Он суетливо открывает дверь во всю ширину и впускает меня в маленькую, неприветливую, почти тёмную кухоньку, упирающуюся окном в глухую каменную стену.

– Я разденусь, чтобы не так прямо с холода к ней… – говорю я.

Человек кидается помогать мне, но руки его так трясутся, что он только мешает.

– Вот, Верочка, – говорит он, вводя меня в следующую и единственную, тоже мрачную, унылую комнатку, – к тебе тут пришли, так я пока уйду… чтобы не беспокоить.

Вид и голос у него такой робкий, растерянный, точно заискивающий.

У правой стены на узенькой кровати лежит Вера. Серые стены, сероватый полусвет, царящий в комнате, бросают какие-то серые тени на её тонкое бледное лицо.

– Вот спасибо, что пришла, – радостным, но совсем слабым голосом говорит она.

Я уже сижу на её постели, крепко обнимаю её.

– Ну, как же ты себя чувствуешь? Что, собственно, с тобой? Видел тебя доктор? – допытываюсь я.

– Да, вчера папа приводил доктора. «Что же, говорит, нужен полный отдых, сейчас же уехать куда-нибудь в горы или на юг». Так разве ж всё это мыслимо?

– Но что именно нашёл он у тебя?

– Общее истощение, сильное переутомление и небольшой катар лёгких.

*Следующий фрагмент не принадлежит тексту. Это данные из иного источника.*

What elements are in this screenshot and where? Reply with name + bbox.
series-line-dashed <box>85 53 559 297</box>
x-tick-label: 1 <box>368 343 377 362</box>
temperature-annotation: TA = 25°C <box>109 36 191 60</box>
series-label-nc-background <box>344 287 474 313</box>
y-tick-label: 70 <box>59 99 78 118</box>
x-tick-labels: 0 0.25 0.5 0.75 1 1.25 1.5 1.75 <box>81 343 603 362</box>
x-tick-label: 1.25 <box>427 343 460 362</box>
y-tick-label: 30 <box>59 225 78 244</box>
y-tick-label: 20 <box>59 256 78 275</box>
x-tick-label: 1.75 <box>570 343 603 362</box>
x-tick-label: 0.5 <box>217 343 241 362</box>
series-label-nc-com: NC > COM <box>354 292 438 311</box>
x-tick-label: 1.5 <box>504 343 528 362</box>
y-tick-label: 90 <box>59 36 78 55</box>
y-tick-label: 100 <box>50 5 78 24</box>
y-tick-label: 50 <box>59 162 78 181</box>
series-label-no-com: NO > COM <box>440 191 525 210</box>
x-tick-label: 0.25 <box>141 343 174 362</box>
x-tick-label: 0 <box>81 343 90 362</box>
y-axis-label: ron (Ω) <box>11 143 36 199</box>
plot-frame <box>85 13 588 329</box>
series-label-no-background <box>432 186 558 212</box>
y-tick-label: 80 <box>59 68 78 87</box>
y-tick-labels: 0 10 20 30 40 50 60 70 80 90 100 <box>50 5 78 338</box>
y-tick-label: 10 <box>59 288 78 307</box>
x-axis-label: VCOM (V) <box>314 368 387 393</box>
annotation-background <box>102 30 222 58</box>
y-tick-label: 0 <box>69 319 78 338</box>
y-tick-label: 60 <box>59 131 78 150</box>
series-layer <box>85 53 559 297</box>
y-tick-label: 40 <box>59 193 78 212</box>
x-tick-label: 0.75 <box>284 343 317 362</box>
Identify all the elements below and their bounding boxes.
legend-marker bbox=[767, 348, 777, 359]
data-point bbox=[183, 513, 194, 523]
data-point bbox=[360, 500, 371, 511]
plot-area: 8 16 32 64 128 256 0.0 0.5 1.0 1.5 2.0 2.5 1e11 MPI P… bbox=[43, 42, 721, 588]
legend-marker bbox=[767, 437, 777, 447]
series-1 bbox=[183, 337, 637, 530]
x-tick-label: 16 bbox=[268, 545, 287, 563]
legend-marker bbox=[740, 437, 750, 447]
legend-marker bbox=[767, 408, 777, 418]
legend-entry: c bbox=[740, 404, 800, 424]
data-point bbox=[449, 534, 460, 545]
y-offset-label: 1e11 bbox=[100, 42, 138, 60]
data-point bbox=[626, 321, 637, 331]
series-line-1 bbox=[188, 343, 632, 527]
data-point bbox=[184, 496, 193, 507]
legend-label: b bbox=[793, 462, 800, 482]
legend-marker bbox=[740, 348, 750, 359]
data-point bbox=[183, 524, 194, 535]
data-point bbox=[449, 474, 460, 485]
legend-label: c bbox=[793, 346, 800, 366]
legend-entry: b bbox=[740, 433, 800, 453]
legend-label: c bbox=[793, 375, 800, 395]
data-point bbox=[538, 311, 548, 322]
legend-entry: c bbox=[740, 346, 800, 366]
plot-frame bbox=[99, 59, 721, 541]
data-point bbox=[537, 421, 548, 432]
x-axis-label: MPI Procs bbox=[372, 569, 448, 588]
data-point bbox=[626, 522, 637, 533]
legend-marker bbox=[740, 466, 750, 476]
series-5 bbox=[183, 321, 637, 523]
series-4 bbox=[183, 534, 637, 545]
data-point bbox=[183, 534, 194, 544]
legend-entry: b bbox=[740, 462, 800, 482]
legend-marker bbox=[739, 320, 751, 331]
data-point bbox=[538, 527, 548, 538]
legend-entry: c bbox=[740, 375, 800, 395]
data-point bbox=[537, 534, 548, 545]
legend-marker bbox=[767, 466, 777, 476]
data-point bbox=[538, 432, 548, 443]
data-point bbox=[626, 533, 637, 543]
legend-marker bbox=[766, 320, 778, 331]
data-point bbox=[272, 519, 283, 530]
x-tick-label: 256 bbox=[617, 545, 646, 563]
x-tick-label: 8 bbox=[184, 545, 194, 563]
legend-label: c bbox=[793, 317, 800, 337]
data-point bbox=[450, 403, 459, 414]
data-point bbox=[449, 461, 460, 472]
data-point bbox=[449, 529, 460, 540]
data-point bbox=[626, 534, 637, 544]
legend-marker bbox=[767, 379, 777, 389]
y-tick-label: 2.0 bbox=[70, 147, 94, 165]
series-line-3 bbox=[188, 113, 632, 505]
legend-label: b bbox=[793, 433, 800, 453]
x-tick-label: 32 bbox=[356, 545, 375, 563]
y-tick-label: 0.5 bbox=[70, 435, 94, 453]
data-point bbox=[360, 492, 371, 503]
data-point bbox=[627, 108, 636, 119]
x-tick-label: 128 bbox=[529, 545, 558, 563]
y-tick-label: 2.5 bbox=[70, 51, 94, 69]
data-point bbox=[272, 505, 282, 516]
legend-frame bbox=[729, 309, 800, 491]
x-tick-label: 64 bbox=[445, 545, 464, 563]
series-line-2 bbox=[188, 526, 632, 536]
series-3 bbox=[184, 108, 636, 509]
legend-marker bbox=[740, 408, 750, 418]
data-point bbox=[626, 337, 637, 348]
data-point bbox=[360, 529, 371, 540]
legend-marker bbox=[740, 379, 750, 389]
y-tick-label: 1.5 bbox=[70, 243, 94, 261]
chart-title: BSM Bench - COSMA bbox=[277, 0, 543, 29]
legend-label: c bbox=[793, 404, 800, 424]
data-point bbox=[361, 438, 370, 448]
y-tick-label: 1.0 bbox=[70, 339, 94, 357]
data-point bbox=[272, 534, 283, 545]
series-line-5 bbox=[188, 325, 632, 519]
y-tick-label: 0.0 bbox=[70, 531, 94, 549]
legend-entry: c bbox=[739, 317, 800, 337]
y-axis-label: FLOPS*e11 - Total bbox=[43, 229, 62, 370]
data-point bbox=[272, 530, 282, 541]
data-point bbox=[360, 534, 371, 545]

Говорит, что на свежем воздухе, при хорошем питании и полнейшем отдыхе, это скоро прошло бы.

– Ну, а здесь, если никуда не ехать, чем же тогда помочь? Дал он какое-нибудь лекарство?

– Да, пилюли вот и велел молоко с коньяком пить.

– И ты принимаешь?

– Пилюли, да.

– А молоко с коньяком?

– Буду и молоко пить, а коньяк, это неважно, пустяки.

«Ну, понятно, коньяк слишком дорого стоит», – соображаю я мысленно, но, конечно, ничего не говорю.